Nearly 200 students broke a 13-hour fast in the Ida Noyes Cloister Club on Friday, concluding the Muslim Student Association’s (MSA) third annual Ramadan Fast-a-thon. The Fast-a-thon, which invites Muslims and non-Muslims to take part, asks participants to pledge contributions to the Chicago Food Depository.
Observed at over 250 college campuses, the event first took place at the University of Tennessee at Knoxville in 2001. Fast-a-thon organizers hoped to promote understanding of Muslim values in the face of the September 11 attacks.
“It was a major success, so other MSAs followed suit,” said Fida Abuisneineh, community service chair of the U of C’s MSA.
This year, the MSA took pledges from the beginning of fall quarter until the morning of the Fast-a-thon, netting about 220 pledges that totaled over $600.
Participants fasted from 5:30 a.m. to 6:30 p.m. on Friday. To celebrate the break of the fast, MSA hosted a catered dinner featuring several speakers and performers.
“I’m sure [the food] could be anything, and you’d still like it,” said fourth-year Afshan Mohiuddin to the ravenous pledges awaiting their meal. Mohiuddin, the Fast-a-thon master of ceremonies and former MSA vice president, introduced short performances throughout the evening.
They included a recitation and translation of verses from the Koran, a beat-boxing act about the difficulties of observing Ramadan during high school, and a speech by Rami Nashashibi, executive director of the Inner-City Muslim Action Network (IMAN) and a Ph.D. candidate in the University’s sociology department.
Nashashibi named fasting and the Islamic concept of taqwa, or higher consciousness, as two aspects that appear in different forms of religion throughout the world.
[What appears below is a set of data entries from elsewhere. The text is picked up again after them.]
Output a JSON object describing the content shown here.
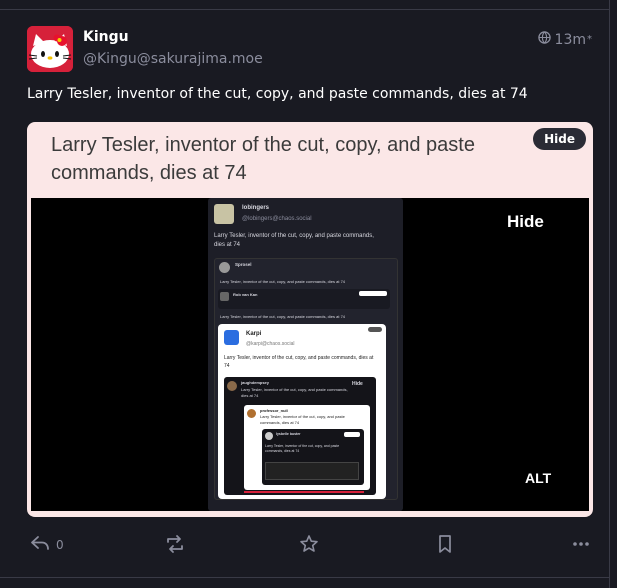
{
  "post": {
    "author_name": "Kingu",
    "author_handle": "@Kingu@sakurajima.moe",
    "timestamp": "13m",
    "visibility_icon": "globe-icon",
    "text": "Larry Tesler, inventor of the cut, copy, and paste commands, dies at 74"
  },
  "media": {
    "title": "Larry Tesler, inventor of the cut, copy, and paste commands, dies at 74",
    "hide_label": "Hide",
    "inner_hide_label": "Hide",
    "alt_label": "ALT",
    "screenshot": {
      "author_name": "lobingers",
      "author_handle": "@lobingers@chaos.social",
      "text": "Larry Tesler, inventor of the cut, copy, and paste commands, dies at 74",
      "level2_name": "Sprosel",
      "level2_text": "Larry Tesler, inventor of the cut, copy, and paste commands, dies at 74",
      "level3_name": "Rob van Kan",
      "level3_text": "Larry Tesler, inventor of the cut, copy, and paste commands, dies at 74",
      "level4_name": "Karpi",
      "level4_handle": "@karpi@chaos.social",
      "level4_text": "Larry Tesler, inventor of the cut, copy, and paste commands, dies at 74",
      "level5_name": "jaughdempsey",
      "level5_text": "Larry Tesler, inventor of the cut, copy, and paste commands, dies at 74",
      "level6_name": "professor_null",
      "level6_text": "Larry Tesler, inventor of the cut, copy, and paste commands, dies at 74",
      "level7_name": "lysbelle buster",
      "level7_text": "Larry Tesler, inventor of the cut, copy, and paste commands, dies at 74"
    }
  },
  "actions": {
    "reply_count": "0",
    "reply_icon": "reply-icon",
    "boost_icon": "boost-icon",
    "favourite_icon": "star-icon",
    "bookmark_icon": "bookmark-icon",
    "more_icon": "more-icon"
  },
  "colors": {
    "background": "#191a22",
    "media_header": "#fbe7e7",
    "muted": "#8b8d9d"
  }
}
“The only valid criterion for human stratification is not wealth, class, race, or gender, but taqwa—a deep reverence for the divine,” Nashashibi said.
Non-Muslim pledges participated in the Fast-a-thon for a variety of reasons.
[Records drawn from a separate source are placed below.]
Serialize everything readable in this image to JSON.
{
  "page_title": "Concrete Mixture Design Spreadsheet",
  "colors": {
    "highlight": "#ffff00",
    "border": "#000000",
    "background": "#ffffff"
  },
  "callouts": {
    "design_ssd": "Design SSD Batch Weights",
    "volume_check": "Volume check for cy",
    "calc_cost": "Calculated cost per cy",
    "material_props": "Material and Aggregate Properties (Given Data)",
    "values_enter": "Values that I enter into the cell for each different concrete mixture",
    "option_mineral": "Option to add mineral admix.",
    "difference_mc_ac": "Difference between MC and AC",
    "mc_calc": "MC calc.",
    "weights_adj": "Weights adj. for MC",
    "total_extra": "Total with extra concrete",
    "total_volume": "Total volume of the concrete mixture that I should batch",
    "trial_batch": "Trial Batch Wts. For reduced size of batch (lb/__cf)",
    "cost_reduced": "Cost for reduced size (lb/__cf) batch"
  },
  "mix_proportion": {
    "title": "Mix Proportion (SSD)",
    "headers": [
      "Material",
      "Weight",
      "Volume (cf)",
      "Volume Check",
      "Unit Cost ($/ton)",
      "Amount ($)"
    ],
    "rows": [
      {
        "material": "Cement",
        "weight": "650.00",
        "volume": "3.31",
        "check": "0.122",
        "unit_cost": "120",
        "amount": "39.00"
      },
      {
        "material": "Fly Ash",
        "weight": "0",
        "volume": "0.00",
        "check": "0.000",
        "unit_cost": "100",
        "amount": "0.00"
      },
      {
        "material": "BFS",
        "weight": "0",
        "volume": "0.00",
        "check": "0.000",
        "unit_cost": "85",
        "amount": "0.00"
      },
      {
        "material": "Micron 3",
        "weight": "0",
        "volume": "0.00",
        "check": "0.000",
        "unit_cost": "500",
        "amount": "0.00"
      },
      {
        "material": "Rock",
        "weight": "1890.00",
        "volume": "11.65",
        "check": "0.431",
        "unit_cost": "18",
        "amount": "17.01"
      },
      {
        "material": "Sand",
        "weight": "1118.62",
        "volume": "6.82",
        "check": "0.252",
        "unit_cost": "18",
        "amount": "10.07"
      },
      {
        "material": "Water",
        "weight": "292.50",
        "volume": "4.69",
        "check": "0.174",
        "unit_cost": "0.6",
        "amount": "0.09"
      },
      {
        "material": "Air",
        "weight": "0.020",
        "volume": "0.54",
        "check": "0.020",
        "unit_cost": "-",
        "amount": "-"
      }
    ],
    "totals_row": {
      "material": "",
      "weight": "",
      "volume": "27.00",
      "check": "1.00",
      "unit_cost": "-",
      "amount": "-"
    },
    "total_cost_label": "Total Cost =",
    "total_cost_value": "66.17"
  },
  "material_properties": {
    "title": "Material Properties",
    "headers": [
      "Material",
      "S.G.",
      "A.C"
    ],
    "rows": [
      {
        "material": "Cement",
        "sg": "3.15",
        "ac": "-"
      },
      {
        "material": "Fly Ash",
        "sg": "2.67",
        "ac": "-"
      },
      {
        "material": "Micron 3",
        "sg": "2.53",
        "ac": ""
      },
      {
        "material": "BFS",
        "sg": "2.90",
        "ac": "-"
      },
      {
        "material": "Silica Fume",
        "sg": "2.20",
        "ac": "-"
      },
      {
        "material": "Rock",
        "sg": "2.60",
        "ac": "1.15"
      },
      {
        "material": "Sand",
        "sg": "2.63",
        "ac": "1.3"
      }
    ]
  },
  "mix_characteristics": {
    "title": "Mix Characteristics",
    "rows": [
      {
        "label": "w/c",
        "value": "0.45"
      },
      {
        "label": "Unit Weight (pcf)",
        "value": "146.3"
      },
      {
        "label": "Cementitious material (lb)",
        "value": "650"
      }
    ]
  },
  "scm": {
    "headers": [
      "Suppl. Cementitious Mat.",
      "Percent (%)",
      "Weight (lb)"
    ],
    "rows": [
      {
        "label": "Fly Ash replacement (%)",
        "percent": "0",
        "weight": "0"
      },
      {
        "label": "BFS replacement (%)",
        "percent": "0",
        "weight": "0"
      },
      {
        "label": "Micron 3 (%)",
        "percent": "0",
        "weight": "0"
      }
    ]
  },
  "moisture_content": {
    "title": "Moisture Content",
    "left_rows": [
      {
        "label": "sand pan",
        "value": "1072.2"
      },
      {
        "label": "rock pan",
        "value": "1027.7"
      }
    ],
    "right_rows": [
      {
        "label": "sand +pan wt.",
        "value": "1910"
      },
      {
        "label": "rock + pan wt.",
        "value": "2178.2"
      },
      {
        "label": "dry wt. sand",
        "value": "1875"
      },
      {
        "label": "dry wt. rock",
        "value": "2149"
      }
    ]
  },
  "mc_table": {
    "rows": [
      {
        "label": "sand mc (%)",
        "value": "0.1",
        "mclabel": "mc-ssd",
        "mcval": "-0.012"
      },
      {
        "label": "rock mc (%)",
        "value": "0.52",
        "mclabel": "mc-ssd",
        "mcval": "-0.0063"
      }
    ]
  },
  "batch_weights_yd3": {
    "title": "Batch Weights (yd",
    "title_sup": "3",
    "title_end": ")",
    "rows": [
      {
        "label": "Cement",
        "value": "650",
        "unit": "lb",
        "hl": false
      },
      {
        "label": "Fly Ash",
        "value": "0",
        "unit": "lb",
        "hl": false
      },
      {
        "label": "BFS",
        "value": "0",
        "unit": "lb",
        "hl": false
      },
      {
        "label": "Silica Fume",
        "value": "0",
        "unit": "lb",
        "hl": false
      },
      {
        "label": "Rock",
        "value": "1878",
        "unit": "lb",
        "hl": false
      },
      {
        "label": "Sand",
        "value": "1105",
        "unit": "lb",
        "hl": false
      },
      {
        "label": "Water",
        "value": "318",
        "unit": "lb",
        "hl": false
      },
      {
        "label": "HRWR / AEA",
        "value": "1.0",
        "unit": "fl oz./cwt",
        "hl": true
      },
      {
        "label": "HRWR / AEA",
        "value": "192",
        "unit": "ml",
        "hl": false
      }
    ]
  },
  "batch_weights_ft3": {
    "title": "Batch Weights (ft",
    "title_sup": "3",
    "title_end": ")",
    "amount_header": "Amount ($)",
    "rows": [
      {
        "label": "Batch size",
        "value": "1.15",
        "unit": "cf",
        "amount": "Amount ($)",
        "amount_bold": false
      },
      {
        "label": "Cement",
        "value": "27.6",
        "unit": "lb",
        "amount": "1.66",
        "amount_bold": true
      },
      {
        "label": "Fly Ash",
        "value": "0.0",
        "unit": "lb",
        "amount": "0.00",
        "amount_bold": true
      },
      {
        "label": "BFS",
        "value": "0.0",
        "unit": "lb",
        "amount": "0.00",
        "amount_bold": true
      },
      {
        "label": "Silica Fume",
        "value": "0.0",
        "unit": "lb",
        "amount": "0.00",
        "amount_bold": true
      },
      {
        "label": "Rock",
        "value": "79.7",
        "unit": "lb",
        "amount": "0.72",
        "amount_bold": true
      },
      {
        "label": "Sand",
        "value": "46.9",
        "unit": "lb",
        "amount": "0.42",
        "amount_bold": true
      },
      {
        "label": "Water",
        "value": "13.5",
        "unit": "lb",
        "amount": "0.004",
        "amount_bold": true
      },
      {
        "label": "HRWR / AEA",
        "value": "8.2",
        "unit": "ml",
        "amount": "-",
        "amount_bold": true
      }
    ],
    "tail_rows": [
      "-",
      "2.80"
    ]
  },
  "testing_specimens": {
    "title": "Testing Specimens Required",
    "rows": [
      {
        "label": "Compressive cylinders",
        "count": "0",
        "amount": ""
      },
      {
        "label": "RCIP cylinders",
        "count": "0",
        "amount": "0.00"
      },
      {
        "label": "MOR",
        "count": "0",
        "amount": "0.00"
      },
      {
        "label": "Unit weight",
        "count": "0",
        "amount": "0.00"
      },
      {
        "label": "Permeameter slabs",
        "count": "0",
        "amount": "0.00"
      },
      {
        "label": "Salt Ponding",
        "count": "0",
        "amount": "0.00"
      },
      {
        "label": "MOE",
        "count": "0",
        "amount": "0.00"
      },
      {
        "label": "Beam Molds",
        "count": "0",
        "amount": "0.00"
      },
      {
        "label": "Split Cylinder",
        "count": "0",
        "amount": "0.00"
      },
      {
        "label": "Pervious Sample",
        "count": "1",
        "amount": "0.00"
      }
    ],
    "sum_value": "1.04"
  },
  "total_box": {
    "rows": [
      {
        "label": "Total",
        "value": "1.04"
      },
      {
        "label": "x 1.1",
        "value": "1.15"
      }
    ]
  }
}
“I’ve lived in the Middle East, and I agree with the principle of Ramadan,” said Natalie Hoover, a research staff member at the University’s Chapin Hall Center for Children. “It’s important to remember how blessed you are to have food.”
Many noted the tribulations of keeping the 13-hour fast.
“I did have to get up early to eat breakfast before 5:30,” said John Thomas III, a first-year graduate student who participated in the Fast-a-thon at another college last year.
“Fasting is very difficult,” said third-year student Alan Vuong. “So I want to help out the cause—to give charity to people who need food.”